Photo of Richard Boyd BarrettRichard Boyd Barrett (Dún Laoghaire, People Before Profit Alliance) | Oireachtas source

There will be a protest by the Raise the Roof campaign at 1 p.m. this Saturday starting on Parnell Square. The campaign includes People Before Profit, many of the other Opposition parties, almost all of the trade unions and almost all of the housing non-government organisations, NGOs. We hope we will all come together along with tens of thousands of people to appeal to this Government to abandon its failed policies for dealing with the housing and homelessness emergency. The housing crisis is inflicting shameful hardship on the tens of thousands of people affected and stealing the future from a whole generation of young and working people. They can never hope to pay the extortionate rents being charged in the private market or afford the extortionate house prices being charged in that same market.

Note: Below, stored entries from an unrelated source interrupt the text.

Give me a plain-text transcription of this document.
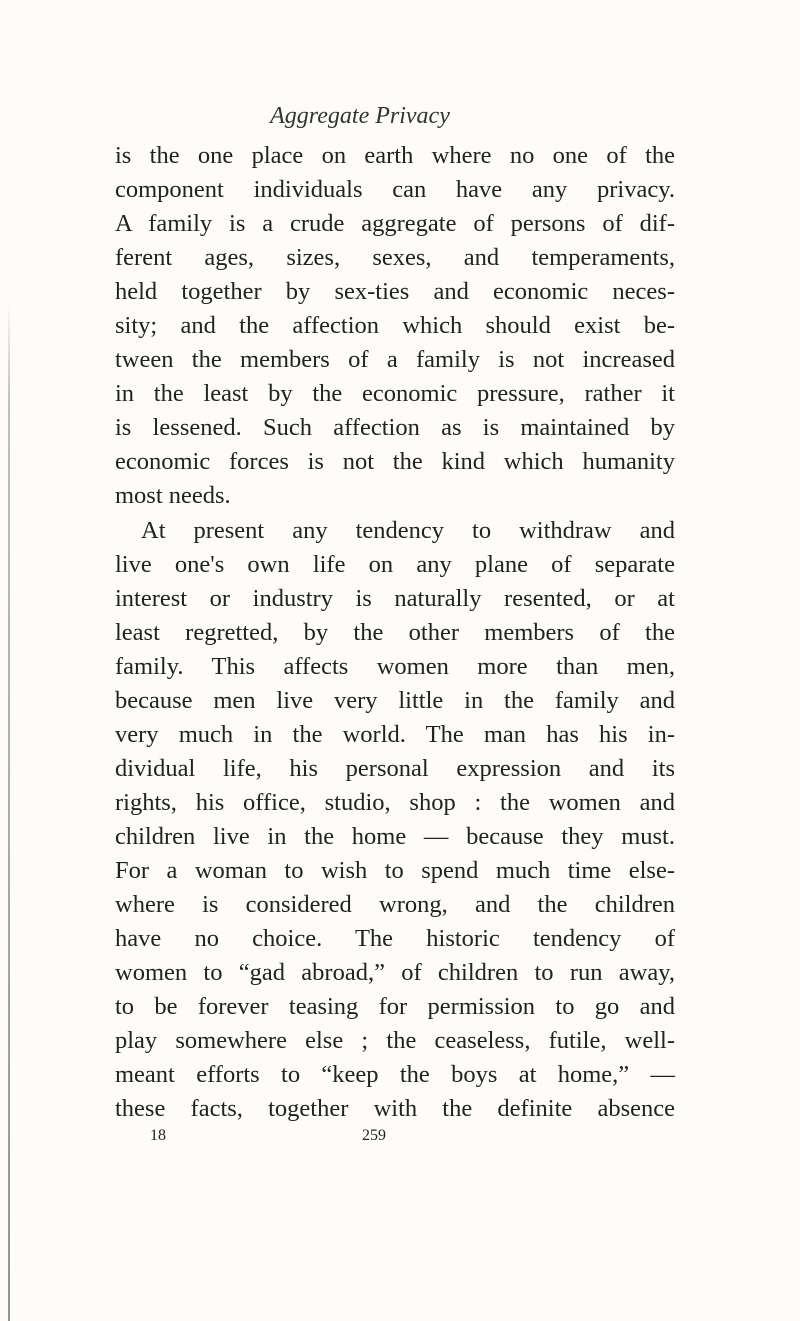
Aggregate Privacy
is the one place on earth where no one of the
component individuals can have any privacy.
A family is a crude aggregate of persons of dif-
ferent ages, sizes, sexes, and temperaments,
held together by sex-ties and economic neces-
sity; and the affection which should exist be-
tween the members of a family is not increased
in the least by the economic pressure, rather it
is lessened. Such affection as is maintained by
economic forces is not the kind which humanity
most needs.
At present any tendency to withdraw and
live one's own life on any plane of separate
interest or industry is naturally resented, or at
least regretted, by the other members of the
family. This affects women more than men,
because men live very little in the family and
very much in the world. The man has his in-
dividual life, his personal expression and its
rights, his office, studio, shop : the women and
children live in the home — because they must.
For a woman to wish to spend much time else-
where is considered wrong, and the children
have no choice. The historic tendency of
women to “gad abroad,” of children to run away,
to be forever teasing for permission to go and
play somewhere else ; the ceaseless, futile, well-
meant efforts to “keep the boys at home,” —
these facts, together with the definite absence
18	259
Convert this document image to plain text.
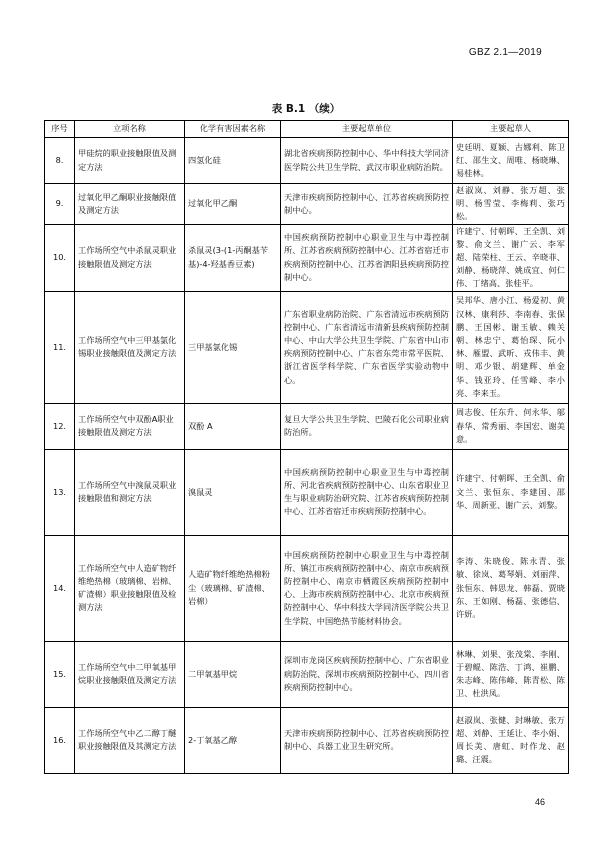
GBZ 2.1—2019
表 B.1 （续）
序号	立项名称	化学有害因素名称	主要起草单位	主要起草人
8.	甲硅烷的职业接触限值及测定方法	四氢化硅	湖北省疾病预防控制中心、华中科技大学同济医学院公共卫生学院、武汉市职业病防治院。	史廷明、夏颖、古娜利、陈卫红、邵生文、周唯、杨晓琳、易桂林。
9.	过氧化甲乙酮职业接触限值及测定方法	过氧化甲乙酮	天津市疾病预防控制中心、江苏省疾病预防控制中心。	赵淑岚、刘静、张万超、张明、杨雪莹、李梅莉、张巧松。
10.	工作场所空气中杀鼠灵职业接触限值及测定方法	杀鼠灵(3-(1-丙酮基苄基)-4-羟基香豆素)	中国疾病预防控制中心职业卫生与中毒控制所、江苏省疾病预防控制中心、江苏省宿迁市疾病预防控制中心、江苏省泗阳县疾病预防控制中心。	许建宁、付朝晖、王全凯、刘黎、俞文兰、谢广云、李军超、陆荣柱、王云、辛晓菲、刘静、杨晓萍、姚成宜、何仁伟、丁绪高、张桂平。
11.	工作场所空气中三甲基氯化锡职业接触限值及测定方法	三甲基氯化锡	广东省职业病防治院、广东省清远市疾病预防控制中心、广东省清远市清新县疾病预防控制中心、中山大学公共卫生学院、广东省中山市疾病预防控制中心、广东省东莞市常平医院、浙江省医学科学院、广东省医学实验动物中心。	吴邦华、唐小江、杨爱初、黄汉林、康利莎、李南春、张保鹏、王国彬、谢玉敏、赖关朝、林忠宁、葛怡琛、阮小林、雁盟、武昕、戎伟丰、黄明、邓少银、胡建辉、单金华、钱亚玲、任雪峰、李小亮、李来玉。
12.	工作场所空气中双酚A职业接触限值及测定方法	双酚 A	复旦大学公共卫生学院、巴陵石化公司职业病防治所。	周志俊、任东升、何永华、邬春华、常秀丽、李国宏、谢美意。
13.	工作场所空气中溴鼠灵职业接触限值和测定方法	溴鼠灵	中国疾病预防控制中心职业卫生与中毒控制所、河北省疾病预防控制中心、山东省职业卫生与职业病防治研究院、江苏省疾病预防控制中心、江苏省宿迁市疾病预防控制中心。	许建宁、付朝晖、王全凯、俞文兰、张恒东、李建国、邵华、周新亚、谢广云、刘黎。
14.	工作场所空气中人造矿物纤维绝热棉（玻璃棉、岩棉、矿渣棉）职业接触限值及检测方法	人造矿物纤维绝热棉粉尘（玻璃棉、矿渣棉、岩棉）	中国疾病预防控制中心职业卫生与中毒控制所、镇江市疾病预防控制中心、南京市疾病预防控制中心、南京市栖霞区疾病预防控制中心、上海市疾病预防控制中心、北京市疾病预防控制中心、华中科技大学同济医学院公共卫生学院、中国绝热节能材料协会。	李涛、朱晓俊、陈永青、张敏、徐岚、葛琴娟、刘丽萍、张恒东、韩思龙、韩磊、贾晓东、王如刚、杨磊、张德信、许妍。
15.	工作场所空气中二甲氧基甲烷职业接触限值及测定方法	二甲氧基甲烷	深圳市龙岗区疾病预防控制中心、广东省职业病防治院、深圳市疾病预防控制中心、四川省疾病预防控制中心。	林琳、刘果、张茂棠、李刚、于碧鲲、陈浩、丁鸿、崔鹏、朱志峰、陈伟峰、陈青松、陈卫、杜洪凤。
16.	工作场所空气中乙二醇丁醚职业接触限值及其测定方法	2-丁氧基乙醇	天津市疾病预防控制中心、江苏省疾病预防控制中心、兵器工业卫生研究所。	赵淑岚、张健、封琳敏、张万超、刘静、王延让、李小娟、周长美、唐虹、时作龙、赵璐、汪震。
46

Average house prices in Dublin are now more than ten times the salary of an average worker. House prices in Dún Laoghaire-Rathdown are now 15 to 16 times higher than the average salary of a worker. Rents have gone up by 42%. We are at the point now where one in five people is paying more than 40% of income in rent and one in ten is paying more than 60% of income in rent. The real scandal is with the housing assistance payment scheme, HAP. The scheme has totally failed as a supposed substitute for council housing. An incredible 50% of those on the HAP scheme are paying top-ups in excess of the money they receive because of extortionate rents. In my area, 70% of people on HAP are paying top-ups to landlords and they are being told to use their children's allowance payments to make up the difference. The number of children in homeless accommodation has gone up by 247% since this Government came into office. It is shameful.

The Raise the Roof campaign is asking the Government to at least double the budget for the direct construction of council housing and affordable housing on public land. We have not had a single affordable house and the number of directly built council houses last year was just over 800. Including purchases, regenerations and similar actions, the total comes to 4,000 houses. More than 100,000 families, probably 250,000 people, are on the housing lists, with some waiting for ten or 15 years. In addition, there are those who have been knocked off the housing lists because their income is considered too high, despite being too low to rent or buy in this extortionate market. The Government is offering them nothing. What other choice do these people have but to come onto the streets in their tens of thousands to demand a change of policy or to get rid of this Government? We could then bring in a Government that will actually deliver the basic right to have a secure and affordable roof over the heads of our citizens.